A group of YouTubers suing technology companies for using their videos without permission to train artificial intelligence models has now added Snap to their lawsuit. The plaintiffs are internet content creators behind three YouTube channels with roughly 6.2 million collective subscribers. They allege that Snap trained its AI systems on their video content for features like the app’s “Imagine Lens,” which lets users edit images using text prompts.
The creators previously filed similar lawsuits against Nvidia, Meta, and ByteDance. In this new proposed class action, filed on Friday in the U.S. District Court for the Central District of California, the YouTubers specifically point to Snap’s use of a large-scale dataset known as HD-VILA-100M, among others. They claim these datasets were designed only for academic and research purposes. The lawsuit alleges that to use them commercially, Snap circumvented YouTube’s technological restrictions, terms of service, and licensing limitations, which prohibit commercial use. The suit seeks statutory damages and a permanent injunction to stop the alleged copyright infringement.

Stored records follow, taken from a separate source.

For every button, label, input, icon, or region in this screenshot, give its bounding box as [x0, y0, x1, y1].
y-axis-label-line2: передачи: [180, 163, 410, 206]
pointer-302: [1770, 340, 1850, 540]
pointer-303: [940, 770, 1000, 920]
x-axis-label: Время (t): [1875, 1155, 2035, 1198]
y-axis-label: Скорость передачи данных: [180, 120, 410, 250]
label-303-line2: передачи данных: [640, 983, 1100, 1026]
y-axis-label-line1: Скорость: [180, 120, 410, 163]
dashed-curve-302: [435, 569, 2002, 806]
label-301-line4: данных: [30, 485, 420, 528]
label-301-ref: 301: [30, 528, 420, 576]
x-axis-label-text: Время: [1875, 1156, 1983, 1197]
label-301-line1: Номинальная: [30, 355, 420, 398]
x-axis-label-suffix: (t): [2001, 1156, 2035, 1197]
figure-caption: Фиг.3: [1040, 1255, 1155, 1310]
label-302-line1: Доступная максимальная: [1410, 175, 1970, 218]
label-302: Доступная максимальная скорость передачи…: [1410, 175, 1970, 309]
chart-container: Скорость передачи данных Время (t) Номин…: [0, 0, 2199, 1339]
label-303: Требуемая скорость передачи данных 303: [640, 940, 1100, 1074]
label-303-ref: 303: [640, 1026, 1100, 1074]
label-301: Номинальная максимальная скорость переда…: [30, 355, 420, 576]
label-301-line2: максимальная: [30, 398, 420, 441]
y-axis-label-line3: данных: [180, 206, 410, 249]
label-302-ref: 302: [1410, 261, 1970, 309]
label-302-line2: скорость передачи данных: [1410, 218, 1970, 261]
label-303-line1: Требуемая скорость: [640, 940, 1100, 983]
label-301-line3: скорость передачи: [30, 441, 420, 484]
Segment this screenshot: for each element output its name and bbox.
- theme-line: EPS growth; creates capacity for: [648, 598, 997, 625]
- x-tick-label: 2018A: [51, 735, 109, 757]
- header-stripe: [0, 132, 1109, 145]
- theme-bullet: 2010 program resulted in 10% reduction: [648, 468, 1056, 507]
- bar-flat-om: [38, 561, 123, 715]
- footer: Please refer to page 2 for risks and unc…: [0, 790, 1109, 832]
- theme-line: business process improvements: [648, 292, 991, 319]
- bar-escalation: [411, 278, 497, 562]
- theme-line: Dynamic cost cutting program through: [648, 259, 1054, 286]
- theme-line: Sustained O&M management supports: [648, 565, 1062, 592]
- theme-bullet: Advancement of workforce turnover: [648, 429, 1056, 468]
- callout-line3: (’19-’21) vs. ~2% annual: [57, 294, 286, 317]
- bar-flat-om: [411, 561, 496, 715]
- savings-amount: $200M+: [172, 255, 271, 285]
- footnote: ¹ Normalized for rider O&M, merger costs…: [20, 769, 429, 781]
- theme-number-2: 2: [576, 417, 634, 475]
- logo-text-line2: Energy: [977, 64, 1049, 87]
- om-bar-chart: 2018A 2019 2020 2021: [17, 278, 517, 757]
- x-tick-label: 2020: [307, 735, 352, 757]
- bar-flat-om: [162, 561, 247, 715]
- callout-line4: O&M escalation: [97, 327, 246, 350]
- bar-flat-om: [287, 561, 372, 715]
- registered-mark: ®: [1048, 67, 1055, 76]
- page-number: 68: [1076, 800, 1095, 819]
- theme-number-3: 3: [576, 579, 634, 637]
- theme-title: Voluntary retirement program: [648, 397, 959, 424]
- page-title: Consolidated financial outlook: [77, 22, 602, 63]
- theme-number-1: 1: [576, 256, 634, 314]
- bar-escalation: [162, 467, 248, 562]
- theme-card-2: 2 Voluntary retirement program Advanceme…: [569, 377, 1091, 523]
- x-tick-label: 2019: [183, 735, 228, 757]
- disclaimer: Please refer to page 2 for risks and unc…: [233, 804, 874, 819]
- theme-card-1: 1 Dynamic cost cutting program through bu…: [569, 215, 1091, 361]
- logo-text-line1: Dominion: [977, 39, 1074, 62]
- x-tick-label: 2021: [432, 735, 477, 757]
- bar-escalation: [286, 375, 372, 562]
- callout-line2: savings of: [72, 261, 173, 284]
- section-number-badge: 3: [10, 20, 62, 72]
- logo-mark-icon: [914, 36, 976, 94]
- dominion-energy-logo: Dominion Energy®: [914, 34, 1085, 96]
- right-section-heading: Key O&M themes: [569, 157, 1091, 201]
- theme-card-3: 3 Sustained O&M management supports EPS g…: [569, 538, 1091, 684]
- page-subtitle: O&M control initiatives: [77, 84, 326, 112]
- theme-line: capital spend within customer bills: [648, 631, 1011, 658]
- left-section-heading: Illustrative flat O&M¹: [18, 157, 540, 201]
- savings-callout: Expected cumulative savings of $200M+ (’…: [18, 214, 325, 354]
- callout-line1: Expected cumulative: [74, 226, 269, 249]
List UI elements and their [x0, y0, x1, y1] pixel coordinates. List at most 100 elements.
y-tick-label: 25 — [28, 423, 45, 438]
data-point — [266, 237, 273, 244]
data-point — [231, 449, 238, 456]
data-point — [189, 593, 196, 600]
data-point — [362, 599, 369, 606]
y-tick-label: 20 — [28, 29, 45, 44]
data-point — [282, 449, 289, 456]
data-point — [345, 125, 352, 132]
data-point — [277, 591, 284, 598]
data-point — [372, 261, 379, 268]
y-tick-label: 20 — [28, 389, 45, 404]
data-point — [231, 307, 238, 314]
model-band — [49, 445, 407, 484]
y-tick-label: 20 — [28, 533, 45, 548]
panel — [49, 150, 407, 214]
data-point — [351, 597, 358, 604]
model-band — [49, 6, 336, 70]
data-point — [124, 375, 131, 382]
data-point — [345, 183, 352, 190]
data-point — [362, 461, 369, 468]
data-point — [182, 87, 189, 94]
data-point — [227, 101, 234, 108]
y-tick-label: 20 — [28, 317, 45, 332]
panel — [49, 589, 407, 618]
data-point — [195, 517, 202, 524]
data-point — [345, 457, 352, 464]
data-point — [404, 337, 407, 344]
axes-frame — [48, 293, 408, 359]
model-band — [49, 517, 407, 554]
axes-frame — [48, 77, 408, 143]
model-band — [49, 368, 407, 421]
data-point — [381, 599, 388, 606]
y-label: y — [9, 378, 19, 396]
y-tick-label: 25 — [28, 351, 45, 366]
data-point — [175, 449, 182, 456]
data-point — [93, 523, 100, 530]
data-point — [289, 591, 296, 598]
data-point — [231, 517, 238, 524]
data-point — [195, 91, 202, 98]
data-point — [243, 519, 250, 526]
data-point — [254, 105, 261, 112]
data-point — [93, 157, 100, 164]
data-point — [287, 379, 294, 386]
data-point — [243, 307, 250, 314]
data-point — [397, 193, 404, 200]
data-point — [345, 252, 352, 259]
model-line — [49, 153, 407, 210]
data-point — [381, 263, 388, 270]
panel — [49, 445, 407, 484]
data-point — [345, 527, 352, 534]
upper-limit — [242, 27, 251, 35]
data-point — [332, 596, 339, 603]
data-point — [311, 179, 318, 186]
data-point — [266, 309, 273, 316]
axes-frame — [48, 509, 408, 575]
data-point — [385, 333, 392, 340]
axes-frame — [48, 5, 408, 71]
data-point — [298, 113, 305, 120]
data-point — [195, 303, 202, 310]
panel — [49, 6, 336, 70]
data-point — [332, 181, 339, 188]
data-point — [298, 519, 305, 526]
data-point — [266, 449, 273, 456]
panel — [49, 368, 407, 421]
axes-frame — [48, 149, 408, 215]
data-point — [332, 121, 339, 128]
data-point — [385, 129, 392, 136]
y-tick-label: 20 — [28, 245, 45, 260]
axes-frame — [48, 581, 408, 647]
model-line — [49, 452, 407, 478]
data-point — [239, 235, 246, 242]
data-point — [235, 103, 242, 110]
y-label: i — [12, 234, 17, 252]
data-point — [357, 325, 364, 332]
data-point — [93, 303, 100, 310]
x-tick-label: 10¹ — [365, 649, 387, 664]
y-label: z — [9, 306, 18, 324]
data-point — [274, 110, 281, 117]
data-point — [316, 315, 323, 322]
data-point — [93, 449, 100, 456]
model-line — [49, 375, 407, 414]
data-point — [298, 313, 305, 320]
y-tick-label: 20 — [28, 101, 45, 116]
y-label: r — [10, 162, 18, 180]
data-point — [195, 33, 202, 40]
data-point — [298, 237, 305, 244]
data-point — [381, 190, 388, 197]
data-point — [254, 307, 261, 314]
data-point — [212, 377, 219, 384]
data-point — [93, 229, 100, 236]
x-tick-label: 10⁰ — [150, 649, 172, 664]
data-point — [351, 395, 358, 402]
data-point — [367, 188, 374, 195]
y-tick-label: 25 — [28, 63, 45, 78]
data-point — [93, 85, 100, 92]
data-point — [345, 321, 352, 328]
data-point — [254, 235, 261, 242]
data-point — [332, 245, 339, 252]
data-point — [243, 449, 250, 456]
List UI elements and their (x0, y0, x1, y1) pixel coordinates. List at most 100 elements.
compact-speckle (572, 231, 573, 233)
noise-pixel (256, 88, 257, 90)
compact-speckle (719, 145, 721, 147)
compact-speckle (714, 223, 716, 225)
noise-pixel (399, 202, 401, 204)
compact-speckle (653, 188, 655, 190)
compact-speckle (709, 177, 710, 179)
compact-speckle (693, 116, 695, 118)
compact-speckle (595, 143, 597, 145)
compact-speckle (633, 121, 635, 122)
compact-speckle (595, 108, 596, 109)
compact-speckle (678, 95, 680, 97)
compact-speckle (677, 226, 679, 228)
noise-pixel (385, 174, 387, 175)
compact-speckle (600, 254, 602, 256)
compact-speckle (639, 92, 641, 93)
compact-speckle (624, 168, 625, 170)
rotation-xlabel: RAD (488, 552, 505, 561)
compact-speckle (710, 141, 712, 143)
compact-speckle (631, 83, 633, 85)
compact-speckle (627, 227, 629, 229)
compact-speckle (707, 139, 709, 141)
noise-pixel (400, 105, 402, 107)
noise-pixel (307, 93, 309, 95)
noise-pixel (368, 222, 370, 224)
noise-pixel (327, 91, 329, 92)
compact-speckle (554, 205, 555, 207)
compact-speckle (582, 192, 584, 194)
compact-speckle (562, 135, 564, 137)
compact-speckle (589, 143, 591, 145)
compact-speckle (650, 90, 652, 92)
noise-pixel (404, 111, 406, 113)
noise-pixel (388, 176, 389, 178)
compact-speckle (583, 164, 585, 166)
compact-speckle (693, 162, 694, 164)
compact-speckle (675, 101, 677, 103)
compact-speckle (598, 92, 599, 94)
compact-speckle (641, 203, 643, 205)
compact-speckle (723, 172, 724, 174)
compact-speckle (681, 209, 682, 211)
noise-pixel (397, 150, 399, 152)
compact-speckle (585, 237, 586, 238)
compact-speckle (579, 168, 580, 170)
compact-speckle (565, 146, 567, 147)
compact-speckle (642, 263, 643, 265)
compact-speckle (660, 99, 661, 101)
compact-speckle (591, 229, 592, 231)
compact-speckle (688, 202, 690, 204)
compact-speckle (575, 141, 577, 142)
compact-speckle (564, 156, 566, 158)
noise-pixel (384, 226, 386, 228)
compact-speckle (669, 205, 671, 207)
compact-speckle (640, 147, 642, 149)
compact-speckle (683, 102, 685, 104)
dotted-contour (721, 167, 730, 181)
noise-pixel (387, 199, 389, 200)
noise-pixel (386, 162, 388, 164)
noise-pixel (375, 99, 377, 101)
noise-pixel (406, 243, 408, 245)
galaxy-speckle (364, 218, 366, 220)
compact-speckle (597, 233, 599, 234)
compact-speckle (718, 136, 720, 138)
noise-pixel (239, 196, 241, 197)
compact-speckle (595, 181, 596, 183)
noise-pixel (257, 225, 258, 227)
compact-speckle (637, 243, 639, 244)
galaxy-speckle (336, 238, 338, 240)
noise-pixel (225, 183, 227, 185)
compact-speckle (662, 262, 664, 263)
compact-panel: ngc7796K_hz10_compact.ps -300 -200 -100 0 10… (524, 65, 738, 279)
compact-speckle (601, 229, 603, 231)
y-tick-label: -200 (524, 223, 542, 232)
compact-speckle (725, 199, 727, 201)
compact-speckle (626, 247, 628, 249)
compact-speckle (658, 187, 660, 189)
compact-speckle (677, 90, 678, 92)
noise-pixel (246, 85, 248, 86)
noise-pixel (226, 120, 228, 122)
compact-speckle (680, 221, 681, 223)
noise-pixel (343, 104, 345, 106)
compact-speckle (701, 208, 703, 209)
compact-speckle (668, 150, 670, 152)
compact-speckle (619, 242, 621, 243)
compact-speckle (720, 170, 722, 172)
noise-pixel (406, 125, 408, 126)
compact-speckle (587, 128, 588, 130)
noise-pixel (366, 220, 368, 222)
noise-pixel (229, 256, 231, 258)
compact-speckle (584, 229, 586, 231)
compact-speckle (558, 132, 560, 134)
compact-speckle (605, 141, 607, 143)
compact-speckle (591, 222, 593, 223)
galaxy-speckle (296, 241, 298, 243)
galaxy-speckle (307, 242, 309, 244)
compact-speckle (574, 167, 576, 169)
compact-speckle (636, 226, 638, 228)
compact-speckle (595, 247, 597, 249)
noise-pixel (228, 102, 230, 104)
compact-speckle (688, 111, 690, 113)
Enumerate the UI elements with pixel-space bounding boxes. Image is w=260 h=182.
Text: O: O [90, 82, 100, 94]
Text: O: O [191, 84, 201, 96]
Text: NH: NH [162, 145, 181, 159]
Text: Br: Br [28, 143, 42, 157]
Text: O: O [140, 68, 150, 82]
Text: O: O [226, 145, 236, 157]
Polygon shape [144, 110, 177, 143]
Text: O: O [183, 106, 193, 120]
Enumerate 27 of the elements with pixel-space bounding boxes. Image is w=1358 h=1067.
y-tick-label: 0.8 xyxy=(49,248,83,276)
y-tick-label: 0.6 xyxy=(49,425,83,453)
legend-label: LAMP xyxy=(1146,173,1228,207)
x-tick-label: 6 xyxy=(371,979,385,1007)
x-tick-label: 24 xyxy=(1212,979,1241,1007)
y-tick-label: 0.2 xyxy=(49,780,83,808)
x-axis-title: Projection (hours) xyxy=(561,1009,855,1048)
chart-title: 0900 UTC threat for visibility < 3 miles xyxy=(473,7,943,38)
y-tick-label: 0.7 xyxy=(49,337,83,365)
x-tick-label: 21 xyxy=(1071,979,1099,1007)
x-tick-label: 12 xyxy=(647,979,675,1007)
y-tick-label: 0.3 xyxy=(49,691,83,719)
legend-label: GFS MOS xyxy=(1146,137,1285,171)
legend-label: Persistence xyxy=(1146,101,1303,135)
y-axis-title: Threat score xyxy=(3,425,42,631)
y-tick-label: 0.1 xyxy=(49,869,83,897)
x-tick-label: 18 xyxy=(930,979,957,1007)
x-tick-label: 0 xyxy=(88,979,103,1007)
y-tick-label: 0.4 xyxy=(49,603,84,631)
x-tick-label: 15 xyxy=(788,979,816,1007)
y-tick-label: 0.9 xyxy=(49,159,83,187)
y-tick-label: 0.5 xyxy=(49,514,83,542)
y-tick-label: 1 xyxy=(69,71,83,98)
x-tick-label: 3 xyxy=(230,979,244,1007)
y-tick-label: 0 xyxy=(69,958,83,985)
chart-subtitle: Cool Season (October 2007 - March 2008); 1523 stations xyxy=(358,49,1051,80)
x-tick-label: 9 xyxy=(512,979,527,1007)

The case is led by the creators behind the h3h3 YouTube channel, which has 5.52 million subscribers, and the smaller golfing channels MrShortGame Golf and Golfholics. This lawsuit is now one of many pitting content creators against AI model providers. These legal disputes have included copyright cases from publishers, authors, newspapers, user-generated content sites, artists, and others. It is also not the first case to come from a YouTuber. According to the nonprofit Copyright Alliance, over 70 copyright infringement cases have been filed against AI companies.
In some instances, like a case between Meta and a group of authors, a judge has ruled in favor of the tech giant. In others, such as a case between Anthropic and a group of authors, the AI company has settled and paid the plaintiffs. Many cases remain in active litigation.
Snap was asked for comment. TechCrunch will update if one is provided.